La joven realizadora asturiana compite en la sección oficial con “La calle del Agua”, obra en la que rescata a la fotógrafa canguesa Benjamina Miyar

La realizadora Celia Viada Caso, en el teatro Jovellanos, en una imagen cedida por el FICX.

La realizadora Celia Viada Caso, en el teatro Jovellanos, en una imagen cedida por el FICX.

Nació en Madrid en 1991, pero se siente asturiana a todos los efectos. Celia Viada Caso ha filmado una “opera prima” redonda, emocionante e inteligente, con la que compite en la sección oficial del Festival de Cine de Gijón (FICX). “La calle del Agua”, en la que recupera la memoria ocultada y casi borrada de la fotógrafa republicana Benjamina Miyar (1888-1981), ha sido elogiada por críticos exigentes. La realizadora escarbó en los paisajes familiares de Corao (es hija de la escritora Ángeles Caso y nieta del fallecido José Miguel Caso, que fuera rector y catedrático de la Universidad de Oviedo) para dar con una película conmovedora, original, formalmente impecable.
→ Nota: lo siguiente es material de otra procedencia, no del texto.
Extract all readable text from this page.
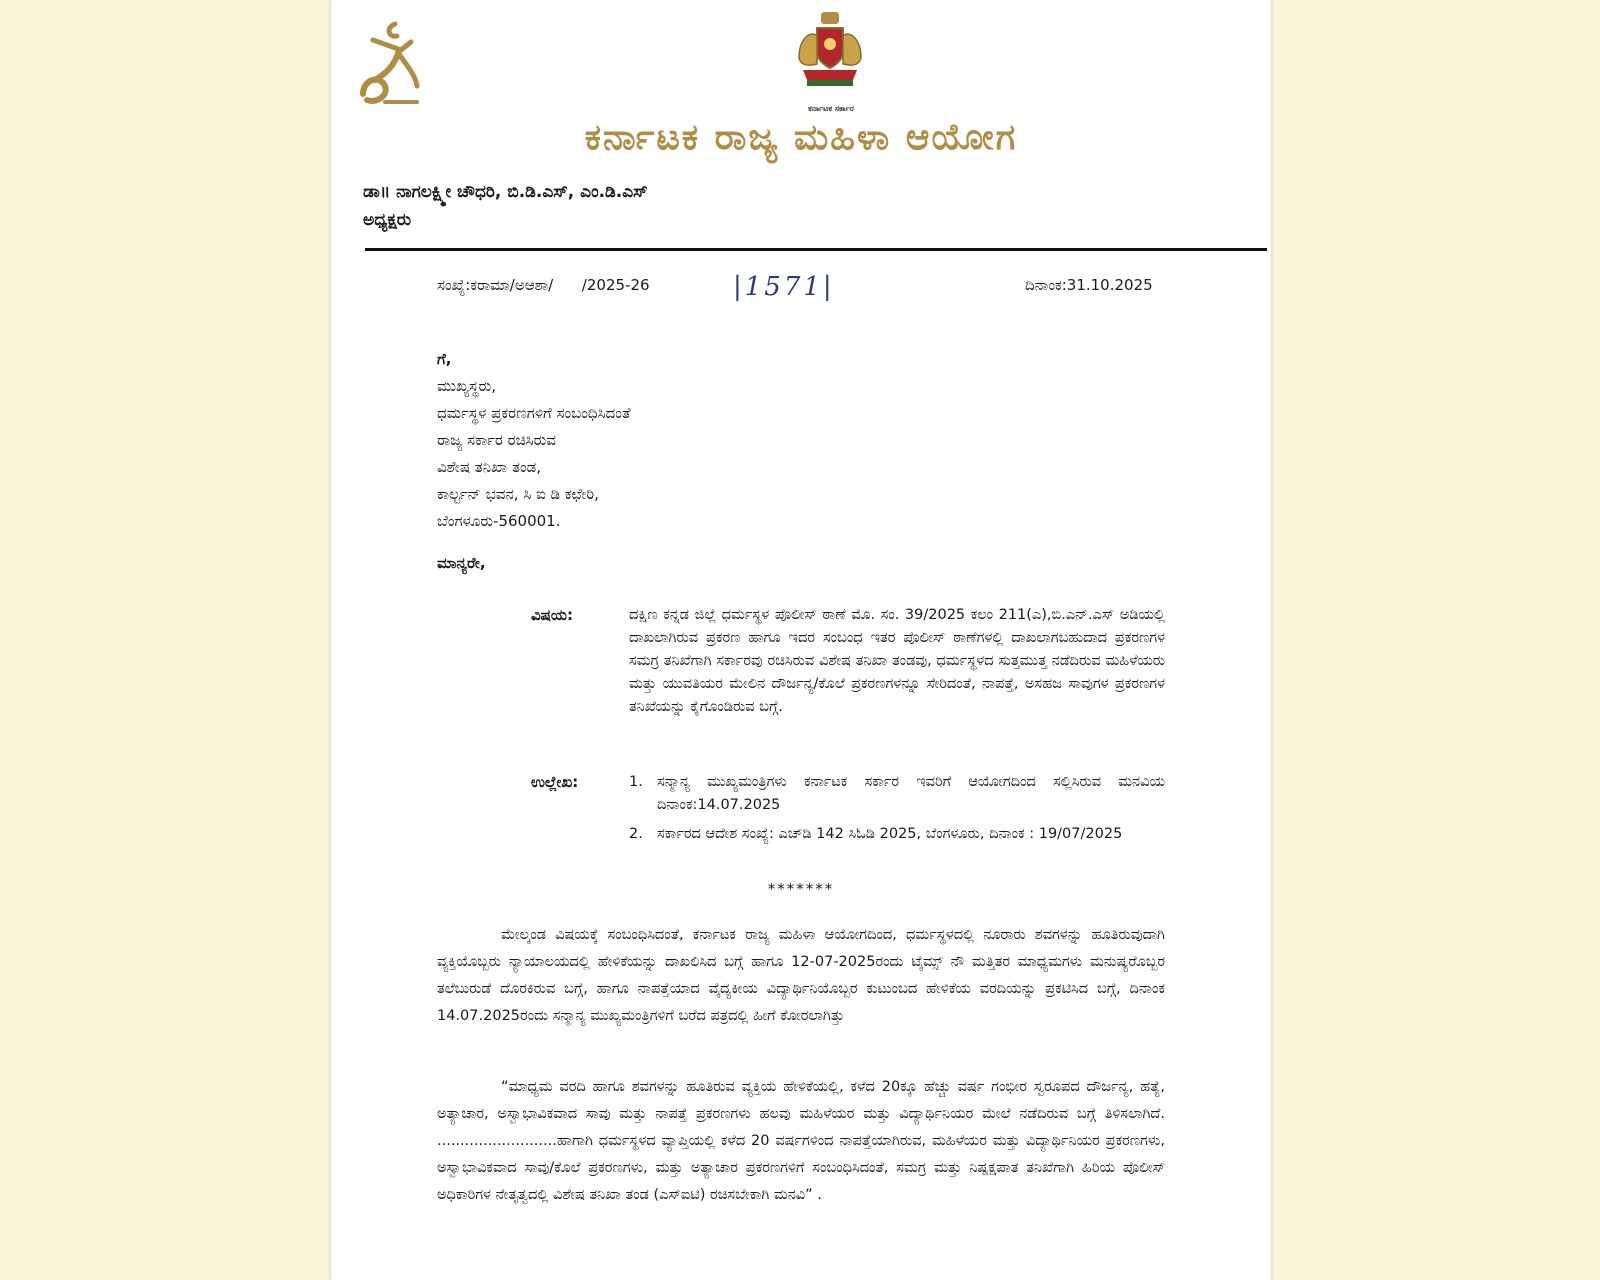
ಕರ್ನಾಟಕ ಸರ್ಕಾರ
ಕರ್ನಾಟಕ ರಾಜ್ಯ ಮಹಿಳಾ ಆಯೋಗ
ಡಾ॥ ನಾಗಲಕ್ಷ್ಮೀ ಚೌಧರಿ, ಬಿ.ಡಿ.ಎಸ್, ಎಂ.ಡಿ.ಎಸ್
ಅಧ್ಯಕ್ಷರು
ಸಂಖ್ಯೆ:ಕರಾಮಾ/ಅಆಶಾ/      /2025-26	|1571|	ದಿನಾಂಕ:31.10.2025
ಗೆ,
ಮುಖ್ಯಸ್ಥರು,
ಧರ್ಮಸ್ಥಳ ಪ್ರಕರಣಗಳಿಗೆ ಸಂಬಂಧಿಸಿದಂತೆ
ರಾಜ್ಯ ಸರ್ಕಾರ ರಚಿಸಿರುವ
ವಿಶೇಷ ತನಿಖಾ ತಂಡ,
ಕಾರ್ಲ್ಟನ್ ಭವನ, ಸಿ ಐ ಡಿ ಕಛೇರಿ,
ಬೆಂಗಳೂರು-560001.
ಮಾನ್ಯರೇ,
ವಿಷಯ:	ದಕ್ಷಿಣ ಕನ್ನಡ ಜಿಲ್ಲೆ ಧರ್ಮಸ್ಥಳ ಪೊಲೀಸ್ ಠಾಣೆ ಮೊ. ಸಂ. 39/2025 ಕಲಂ 211(ಎ),ಬಿ.ಎನ್.ಎಸ್ ಅಡಿಯಲ್ಲಿ ದಾಖಲಾಗಿರುವ ಪ್ರಕರಣ ಹಾಗೂ ಇದರ ಸಂಬಂಧ ಇತರ ಪೊಲೀಸ್ ಠಾಣೆಗಳಲ್ಲಿ ದಾಖಲಾಗಬಹುದಾದ ಪ್ರಕರಣಗಳ ಸಮಗ್ರ ತನಿಖೆಗಾಗಿ ಸರ್ಕಾರವು ರಚಿಸಿರುವ ವಿಶೇಷ ತನಿಖಾ ತಂಡವು, ಧರ್ಮಸ್ಥಳದ ಸುತ್ತಮುತ್ತ ನಡೆದಿರುವ ಮಹಿಳೆಯರು ಮತ್ತು ಯುವತಿಯರ ಮೇಲಿನ ದೌರ್ಜನ್ಯ/ಕೊಲೆ ಪ್ರಕರಣಗಳನ್ನೂ ಸೇರಿದಂತೆ, ನಾಪತ್ತೆ, ಅಸಹಜ ಸಾವುಗಳ ಪ್ರಕರಣಗಳ ತನಿಖೆಯನ್ನು ಕೈಗೊಂಡಿರುವ ಬಗ್ಗೆ.
ಉಲ್ಲೇಖ:	1. ಸನ್ಮಾನ್ಯ ಮುಖ್ಯಮಂತ್ರಿಗಳು ಕರ್ನಾಟಕ ಸರ್ಕಾರ ಇವರಿಗೆ ಆಯೋಗದಿಂದ ಸಲ್ಲಿಸಿರುವ ಮನವಿಯ ದಿನಾಂಕ:14.07.2025
2. ಸರ್ಕಾರದ ಆದೇಶ ಸಂಖ್ಯೆ: ಎಚ್‌ಡಿ 142 ಸಿಓಡಿ 2025, ಬೆಂಗಳೂರು, ದಿನಾಂಕ : 19/07/2025
*******
ಮೇಲ್ಕಂಡ ವಿಷಯಕ್ಕೆ ಸಂಬಂಧಿಸಿದಂತೆ, ಕರ್ನಾಟಕ ರಾಜ್ಯ ಮಹಿಳಾ ಆಯೋಗದಿಂದ, ಧರ್ಮಸ್ಥಳದಲ್ಲಿ ನೂರಾರು ಶವಗಳನ್ನು ಹೂತಿರುವುದಾಗಿ ವ್ಯಕ್ತಿಯೊಬ್ಬರು ನ್ಯಾಯಾಲಯದಲ್ಲಿ ಹೇಳಿಕೆಯನ್ನು ದಾಖಲಿಸಿದ ಬಗ್ಗೆ ಹಾಗೂ 12-07-2025ರಂದು ಟೈಮ್ಸ್ ನೌ ಮತ್ತಿತರ ಮಾಧ್ಯಮಗಳು ಮನುಷ್ಯರೊಬ್ಬರ ತಲೆಬುರುಡೆ ದೊರಕಿರುವ ಬಗ್ಗೆ, ಹಾಗೂ ನಾಪತ್ತೆಯಾದ ವೈದ್ಯಕೀಯ ವಿದ್ಯಾರ್ಥಿನಿಯೊಬ್ಬರ ಕುಟುಂಬದ ಹೇಳಿಕೆಯ ವರದಿಯನ್ನು ಪ್ರಕಟಿಸಿದ ಬಗ್ಗೆ, ದಿನಾಂಕ 14.07.2025ರಂದು ಸನ್ಮಾನ್ಯ ಮುಖ್ಯಮಂತ್ರಿಗಳಿಗೆ ಬರೆದ ಪತ್ರದಲ್ಲಿ ಹೀಗೆ ಕೋರಲಾಗಿತ್ತು
“ಮಾಧ್ಯಮ ವರದಿ ಹಾಗೂ ಶವಗಳನ್ನು ಹೂತಿರುವ ವ್ಯಕ್ತಿಯ ಹೇಳಿಕೆಯಲ್ಲಿ, ಕಳೆದ 20ಕ್ಕೂ ಹೆಚ್ಚು ವರ್ಷ ಗಂಭೀರ ಸ್ವರೂಪದ ದೌರ್ಜನ್ಯ, ಹತ್ಯೆ, ಅತ್ಯಾಚಾರ, ಅಸ್ವಾಭಾವಿಕವಾದ ಸಾವು ಮತ್ತು ನಾಪತ್ತೆ ಪ್ರಕರಣಗಳು ಹಲವು ಮಹಿಳೆಯರ ಮತ್ತು ವಿದ್ಯಾರ್ಥಿನಿಯರ ಮೇಲೆ ನಡೆದಿರುವ ಬಗ್ಗೆ ತಿಳಿಸಲಾಗಿದೆ. ..........................ಹಾಗಾಗಿ ಧರ್ಮಸ್ಥಳದ ವ್ಯಾಪ್ತಿಯಲ್ಲಿ ಕಳೆದ 20 ವರ್ಷಗಳಿಂದ ನಾಪತ್ತೆಯಾಗಿರುವ, ಮಹಿಳೆಯರ ಮತ್ತು ವಿದ್ಯಾರ್ಥಿನಿಯರ ಪ್ರಕರಣಗಳು, ಅಸ್ವಾಭಾವಿಕವಾದ ಸಾವು/ಕೊಲೆ ಪ್ರಕರಣಗಳು, ಮತ್ತು ಅತ್ಯಾಚಾರ ಪ್ರಕರಣಗಳಿಗೆ ಸಂಬಂಧಿಸಿದಂತೆ, ಸಮಗ್ರ ಮತ್ತು ನಿಷ್ಪಕ್ಷಪಾತ ತನಿಖೆಗಾಗಿ ಹಿರಿಯ ಪೊಲೀಸ್ ಅಧಿಕಾರಿಗಳ ನೇತೃತ್ವದಲ್ಲಿ ವಿಶೇಷ ತನಿಖಾ ತಂಡ (ಎಸ್‌ಐಟಿ) ರಚಿಸಬೇಕಾಗಿ ಮನವಿ” .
Génesis de la película. “Me encontré con el personaje de Benjamina en un proceso de búsqueda de alguna historia para una película. Me fascinaron tanto su vida como su trabajo y que no se conocieran. Toda esa preparación y el rodaje me han llevado tres años”.

La complicación. “Lo cierto es que acceder a la documentación y a las imágenes ha sido bastante fácil. Lo complicado ha sido aceptar que muchas cosas han desaparecido y que lo que podemos saber de la historia (de Benjamina) es solo una parte pequeñita. Es algo que tuve que ir aceptando e incorporar de alguna manera a la película”.

En la sala de montaje. “La filmación fue bastante desorganizada, la verdad. Tengo una casa en Soto de Cangas, al lado de Corao. En dos temporadas distintas fui allí un par de semanas. Lo que hacía era sacar la cámara cada día, grabar, pero sin saber muy bien hacia dónde iba. La construcción de la película, en realidad, estuvo en la sala de montaje”.

Descartes, espectros. “El montaje de la película ha sido un poner y quitar. Lo que he intentado es contar la historia, pero dejando muchas preguntas en el aire. Y teniendo que hacer un selección a fondo del material; lo cierto es que muchos de esos materiales quedaron fuera, tanto fotografías de Benjamina como tomas mías hechas en Corao. Descarté las partes más costumbristas y mantuve aquellas otras de presencias más fantasmagóricas”.

“Estoy orgullosa de poder aportar algo al ‘Nuevu Cine Asturianu’, cada vez más visible”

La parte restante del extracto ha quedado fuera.